Chicago Board of Trade Market News
Outlook: December corn futures are 20 ¼ cents (3.2 percent) higher this week after worsening drought conditions in the Corn Belt prompted a round of short covering and panic buying at the CBOT. Rainfall in the key corn-producing states of Iowa, Illinois, and Indiana – among others – has been scant this year and the situation is drawing comparisons to the infamous drought year of 2012. Indeed, crops are heading into the key yield-defining period of July/August in worse condition and with more extreme drought than they did in 2012. USDA said just 55 percent of U.S. corn was rated good/excellent last week, the lowest value in 5 years and a score below that of 2012.
In response, futures have rallied sharply over the past two weeks with the December contract clearing the psychologically important $6.00 mark earlier this week.

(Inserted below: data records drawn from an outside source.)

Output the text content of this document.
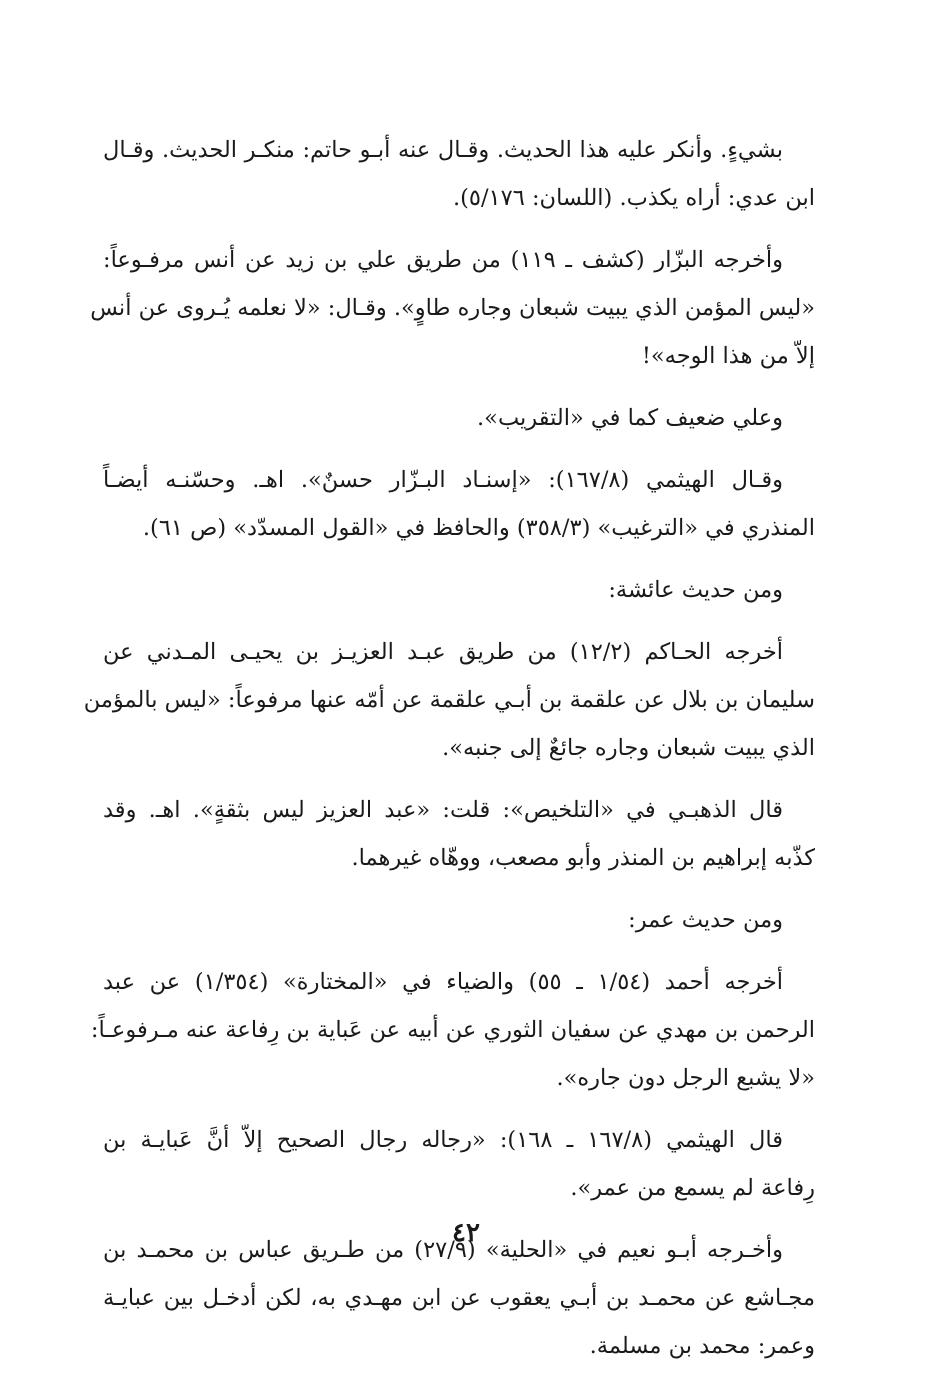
بشيءٍ. وأنكر عليه هذا الحديث. وقـال عنه أبـو حاتم: منكـر الحديث. وقـال
ابن عدي: أراه يكذب. (اللسان: ٥/١٧٦).
وأخرجه البزّار (كشف ـ ١١٩) من طريق علي بن زيد عن أنس مرفـوعاً:
«ليس المؤمن الذي يبيت شبعان وجاره طاوٍ». وقـال: «لا نعلمه يُـروى عن أنس
إلاّ من هذا الوجه»!
وعلي ضعيف كما في «التقريب».
وقـال الهيثمي (١٦٧/٨): «إسنـاد البـزّار حسنٌ». اهـ. وحسّنـه أيضـاً
المنذري في «الترغيب» (٣٥٨/٣) والحافظ في «القول المسدّد» (ص ٦١).
ومن حديث عائشة:
أخرجه الحـاكم (١٢/٢) من طريق عبـد العزيـز بن يحيـى المـدني عن
سليمان بن بلال عن علقمة بن أبـي علقمة عن أمّه عنها مرفوعاً: «ليس بالمؤمن
الذي يبيت شبعان وجاره جائعٌ إلى جنبه».
قال الذهبـي في «التلخيص»: قلت: «عبد العزيز ليس بثقةٍ». اهـ. وقد
كذّبه إبراهيم بن المنذر وأبو مصعب، ووهّاه غيرهما.
ومن حديث عمر:
أخرجه أحمد (١/٥٤ ـ ٥٥) والضياء في «المختارة» (١/٣٥٤) عن عبد
الرحمن بن مهدي عن سفيان الثوري عن أبيه عن عَباية بن رِفاعة عنه مـرفوعـاً:
«لا يشبع الرجل دون جاره».
قال الهيثمي (١٦٧/٨ ـ ١٦٨): «رجاله رجال الصحيح إلاّ أنَّ عَبايـة بن
رِفاعة لم يسمع من عمر».
وأخـرجه أبـو نعيم في «الحلية» (٢٧/٩) من طـريق عباس بن محمـد بن
مجـاشع عن محمـد بن أبـي يعقوب عن ابن مهـدي به، لكن أدخـل بين عبايـة
وعمر: محمد بن مسلمة.
٤٢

Farmer selling picked up substantially this week, according to industry sources, as producers who had previously marketed little of this year’s crop when looking at low-$5 corn decided to take advantage of strong basis and $6+ futures. Funds quickly reversed their former short position and are now net long corn (and other CBOT grains) futures amid the drought concerns. Looking forward, the weather and yield prospects will be the key arbiter of futures price action and the current hot, dry forecast for the Corn Belt suggests the rally is not done yet.
Ethanol production rose 3.3 percent last week to 1.052 million barrels per day as margins remain strong for the industry amid the “summer driving season”, which is the seasonal peak in U.S. gasoline demand. Ethanol stocks rose 2.6 percent from the prior week despite a 2 percent increase in gasoline consumption.